Tłumaczka zgwałcona w obozie w Calais. Pomagała przygotować materiał o nieletnich uchodźcach
• Dramat w nielegalnym obozowisku imigrantów w Calais
• W nocy zgwałcona tam została tłumaczka, współpracująca z francuskim dziennikarzem
• 38-letnia kobieta pomagała przygotować materiał o nieletnich uchodźcach
• Sprawcą gwałtu był Afgańczyk
• Jego dwaj koledzy sterroryzowali towarzyszącego kobiecie dziennikarza
Tłumaczka z języka pasztuńskiego, która pomagała francuskiemu dziennikarzowi zbierać materiały o nieletnich imigrantach w "dżungli" w Calais, została w nocy zgwałcona. Sprawą zajmuje się miejscowa prokuratura.

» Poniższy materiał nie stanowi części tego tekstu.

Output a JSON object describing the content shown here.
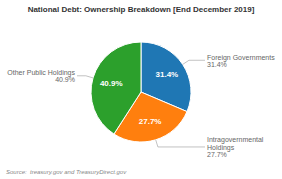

Do ataku na kobietę i towarzyszącego jej dziennikarza doszło pomiędzy 2 a 3 w nocy, na obrzeżach obozowiska. Trzech mężczyzn uzbrojonych w noże najpierw wyrwało parze ich torby, potem jeden z nich odciągnął na bok kobietę i przewrócił ją na ziemię.
- Napastnik, grożąc kobiecie nożem, zgwałcił ją. W tym samym czasie dwóch jego kolegów, również uzbrojonych w noże, trzymało dziennikarza - opowiada przebieg zdarzenia prokurator Pascal Marconville.
Trzej napastnicy, jak wynika z zeznań pokrzywdzonych, mówili po pasztuńsku. Zdaniem prokuratora nie ma wątpliwości, że byli to nielegalni imigranci z Afganistanu.
Mężczyźni nadal są na wolności - poszukuje ich policja.
Tłumaczka, która z pochodzenia jest Afganką, na stałe mieszka w Paryżu. Od kilku miesięcy współpracuje z dziennikarzem, który przygotowuje dla stacji France 5 reportaż o nieletnich imigrantach w "dżungli". Stacja już zapowiedziała, że obejmie opieką ofiary napaści.